When a test is running in ZKsync mode, any CREATE or CALL instructions that are encountered within the scope of the test (which runs on EVM) are intercepted and simulated in zkEVM. For example, in the following scenario:

contract MyContract {
    function getNumber() public returns (uint256) {
        return 42;
    }
}

contract FooTest is Test {
    function testFoo() public {
        vm.roll(10);                                // EVM
        vm.assertEq(10, block.number);              // EVM
        MyContract testContract = new MyContract(); // zkEVM
        uint256 number = testContract.getNumber();  // zkEVM
        vm.assertEq(42, number);                    // EVM
    }
}

Upon running testFoo() with --zksync, it is initially run in Foundry’s EVM context. However, due to the presence of --zksync flag, the storage switchover to ZKsync context is performed immediately upon its execution.

The cheatcode vm.roll(10) is then intercepted within EVM, as are all cheatcodes, but the operation is applied on ZKsync storage. Similarly, the statement block.number also returns the ZKsync storage value.
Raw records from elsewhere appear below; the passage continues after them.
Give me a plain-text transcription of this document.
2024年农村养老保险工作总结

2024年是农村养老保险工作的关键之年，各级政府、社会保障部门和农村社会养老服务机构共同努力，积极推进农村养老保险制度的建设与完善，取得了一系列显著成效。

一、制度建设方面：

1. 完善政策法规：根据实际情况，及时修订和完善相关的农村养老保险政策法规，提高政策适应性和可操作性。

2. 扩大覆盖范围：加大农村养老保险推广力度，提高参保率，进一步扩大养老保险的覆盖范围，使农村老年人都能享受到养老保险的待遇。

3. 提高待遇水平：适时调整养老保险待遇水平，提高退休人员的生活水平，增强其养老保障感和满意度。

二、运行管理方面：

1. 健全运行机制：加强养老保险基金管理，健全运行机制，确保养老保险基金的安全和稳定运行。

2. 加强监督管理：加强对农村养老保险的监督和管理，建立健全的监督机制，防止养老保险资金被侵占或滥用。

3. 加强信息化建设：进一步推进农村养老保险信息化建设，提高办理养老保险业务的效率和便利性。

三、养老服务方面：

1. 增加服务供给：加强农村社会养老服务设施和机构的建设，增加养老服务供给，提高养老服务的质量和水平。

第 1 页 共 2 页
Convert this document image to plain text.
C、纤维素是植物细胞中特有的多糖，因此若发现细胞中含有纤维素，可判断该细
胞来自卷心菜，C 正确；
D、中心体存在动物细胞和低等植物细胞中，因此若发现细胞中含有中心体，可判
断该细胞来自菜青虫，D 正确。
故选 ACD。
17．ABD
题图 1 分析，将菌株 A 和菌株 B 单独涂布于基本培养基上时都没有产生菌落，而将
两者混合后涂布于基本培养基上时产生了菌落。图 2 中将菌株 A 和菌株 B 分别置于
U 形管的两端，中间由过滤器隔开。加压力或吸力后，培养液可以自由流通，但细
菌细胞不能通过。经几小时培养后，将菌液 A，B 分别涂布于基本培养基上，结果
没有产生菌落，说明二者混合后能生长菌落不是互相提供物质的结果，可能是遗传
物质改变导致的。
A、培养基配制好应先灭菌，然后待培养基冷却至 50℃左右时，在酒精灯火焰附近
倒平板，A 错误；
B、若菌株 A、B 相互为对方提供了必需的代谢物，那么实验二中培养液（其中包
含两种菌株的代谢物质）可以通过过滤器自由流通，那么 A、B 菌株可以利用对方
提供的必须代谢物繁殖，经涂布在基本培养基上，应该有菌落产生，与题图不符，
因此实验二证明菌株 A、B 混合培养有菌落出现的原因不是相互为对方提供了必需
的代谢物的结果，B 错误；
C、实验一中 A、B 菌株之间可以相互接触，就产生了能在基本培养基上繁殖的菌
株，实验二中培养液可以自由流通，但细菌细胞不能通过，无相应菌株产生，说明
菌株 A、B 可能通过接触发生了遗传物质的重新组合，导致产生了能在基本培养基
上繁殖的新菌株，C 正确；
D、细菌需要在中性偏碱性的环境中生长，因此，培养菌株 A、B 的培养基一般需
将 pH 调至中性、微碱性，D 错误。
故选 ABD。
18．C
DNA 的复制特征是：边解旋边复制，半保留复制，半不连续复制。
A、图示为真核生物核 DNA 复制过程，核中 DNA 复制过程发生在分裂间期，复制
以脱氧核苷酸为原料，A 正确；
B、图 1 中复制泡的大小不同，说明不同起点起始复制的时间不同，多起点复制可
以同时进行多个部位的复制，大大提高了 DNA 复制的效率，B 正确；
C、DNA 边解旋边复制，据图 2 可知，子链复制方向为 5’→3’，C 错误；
Once we encounter new BlockEnv() which is a CREATE operation, we intercept this within the EVM, and execute it on the zkEVM instead, returning the result. Similarly, blockEnv.getBlockNumber(), which is a CALL operation, is executed on the zkEVM, and the result (here: 42) is stored in the variable.

It is to be noted that any nested instructions from the above calls will always be executed within the zkEVM, since the parent CREATE or CALL were dispatched to the zkEVM.

ℹ️ Note

Only CREATE and CALL operations are executed on the zkEVM from the test scope. However, once they are dispatched to zkEVM, any internal code will always be executed in zkEVM, where we do not support cheatcodes. There can not be any references to vm within the code that is executed in zkEVM. This is undefined behavior.